For more than a century, physicians have searched for ways to pharmacologically reduce excess body fat. The tide has finally turned with recent advances in biochemically engineered agonists for the receptor of glucagon-like peptide-1 (GLP-1) and their use in GLP-1-based polyagonists. These polyagonists reduce body weight through complementary pharmacology by incorporating the receptors for glucagon and/or the glucose-dependent insulinotropic polypeptide (GIP). In their most advanced forms, gut-hormone polyagonists achieve an unprecedented weight reduction of up to ∼20%–30%, offering a pharmacological alternative to bariatric surgery. Along with favorable effects on glycemia, fatty liver, and kidney disease, they also offer beneficial effects on the cardiovascular system and adipose tissue. These new interventions, therefore, hold great promise for the future of anti-obesity medications.

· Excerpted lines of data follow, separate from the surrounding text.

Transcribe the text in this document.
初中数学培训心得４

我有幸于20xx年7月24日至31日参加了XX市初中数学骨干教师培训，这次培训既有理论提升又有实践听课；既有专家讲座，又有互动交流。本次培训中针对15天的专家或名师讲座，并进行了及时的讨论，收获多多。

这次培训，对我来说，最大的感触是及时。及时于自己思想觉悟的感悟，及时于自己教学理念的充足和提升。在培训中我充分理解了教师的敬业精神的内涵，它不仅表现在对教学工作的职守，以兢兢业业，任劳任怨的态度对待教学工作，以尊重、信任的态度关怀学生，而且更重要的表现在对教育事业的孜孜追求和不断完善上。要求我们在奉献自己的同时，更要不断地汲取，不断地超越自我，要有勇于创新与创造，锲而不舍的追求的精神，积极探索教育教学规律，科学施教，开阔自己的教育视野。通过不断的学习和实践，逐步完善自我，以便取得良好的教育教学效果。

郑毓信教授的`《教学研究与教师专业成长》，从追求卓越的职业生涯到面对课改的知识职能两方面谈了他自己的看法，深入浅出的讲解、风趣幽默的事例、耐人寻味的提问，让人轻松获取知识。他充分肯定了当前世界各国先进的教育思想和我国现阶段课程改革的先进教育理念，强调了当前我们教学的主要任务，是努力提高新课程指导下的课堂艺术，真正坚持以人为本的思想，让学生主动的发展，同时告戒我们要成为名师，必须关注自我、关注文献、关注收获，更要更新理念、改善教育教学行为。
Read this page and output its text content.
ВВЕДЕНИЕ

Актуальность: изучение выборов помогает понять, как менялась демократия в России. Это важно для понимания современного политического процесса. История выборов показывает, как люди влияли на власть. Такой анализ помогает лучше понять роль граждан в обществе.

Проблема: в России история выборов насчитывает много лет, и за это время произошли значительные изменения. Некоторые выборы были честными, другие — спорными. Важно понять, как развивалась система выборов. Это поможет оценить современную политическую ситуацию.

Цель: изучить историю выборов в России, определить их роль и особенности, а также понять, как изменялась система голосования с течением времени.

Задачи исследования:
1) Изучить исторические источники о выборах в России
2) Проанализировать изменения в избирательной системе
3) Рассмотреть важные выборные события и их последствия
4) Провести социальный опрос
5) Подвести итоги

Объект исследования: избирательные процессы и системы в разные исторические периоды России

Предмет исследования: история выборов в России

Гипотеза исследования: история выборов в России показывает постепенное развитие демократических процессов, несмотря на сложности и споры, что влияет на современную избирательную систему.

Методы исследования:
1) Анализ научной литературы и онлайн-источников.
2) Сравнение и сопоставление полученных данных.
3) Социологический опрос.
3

一个多世纪以来，医生们一直在寻找通过药物减少体内多余脂肪的方法。随着胰高血糖素样肽-1 (GLP-1) 受体的生化工程激动剂的最新进展及其在基于 GLP-1 的多激动剂中的应用，潮流终于扭转了。这些多激动剂通过掺入胰高血糖素和/或葡萄糖依赖性促胰岛素多肽（GIP）的受体，通过补充药理学来减轻体重。在其最先进的形式中，肠激素多激动剂实现了前所未有的体重减轻高达 ∼20%–30%，为减肥手术提供了一种药物替代方案。除了对血糖、脂肪肝和肾脏疾病有良好作用外，它们还对心血管系统和脂肪组织产生有益作用。因此，这些新的干预措施为抗肥胖药物的未来带来了巨大的希望。